Какой ты, говорю, нахрен, адвокат, крючковорот долбанный… Куда меня, говорю, затащил… Правда дурдом какой-то, а не поместье, города все нахрен в руинах лежат, вокруг все травой поросло, какие там поля, картошки-морковки, хрен один… И от фигни этой с куполами мало что осталось, и от этих башен со звездами, пушка вся зеленая, плесенью какой-то пошла… Как это фильмы есть про апокалипсис, вот также… ☹
Адвокат такой говорит, ну пойдемте, мистер Романский, покажу вам дом на Рублевке, там прадед ваш жил. Ну мне хоть на Рублевке, хоть на Хреновке, мне бы где согреться, холодрыга же тут… приехали, там вообще одни развалины, я давай опять на него бочку катить, какого хрена за домом не смотришь, а он такой – это не входит в мои служебные обязанности, предусмотренные договором…

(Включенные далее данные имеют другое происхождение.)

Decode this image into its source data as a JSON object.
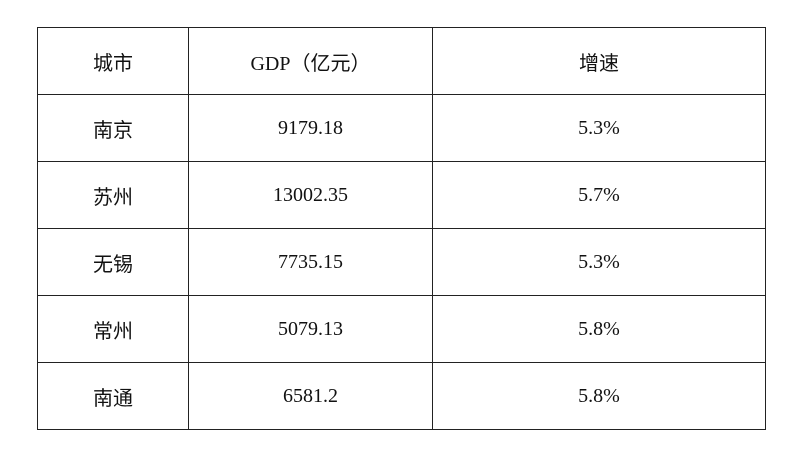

Да пошел ты, я думаю, со своим договором, сунул бы я тебе этот договор сам знаешь куда… Ну вошли мы в дом, что осталось от него, костерок развели, бумажек всяких понабрали на костер, адвокат сказал – книги. Ну мне хоть книги, хоть фиги, один хрен… адвокат давай по сейфам шариться, бумаги всякие смотреть, договора там, ренты, потом такой ко мне подходит… Я как раз музон врубил, в блог зашел, он идет такой, сует мне бумаги какие-то… Вот, говорит, дневник вашего прадедушки, может, вас заинтересует, мистер Романский… Я ему чуть этим дневником в харю не запулил, ты бабки, говорю, ищи, чмо на палочке…
Хотел дневник этот в костер захреначить, потом решил скан снять, как торкнуло что-то – не жги… Короче, отсканировал, вот, выложил в блог. Эй, люди, кто меня знает, кто не знает, может, кто по-русски понимает, переведите, а… Сам-то я дай бог английский освоил…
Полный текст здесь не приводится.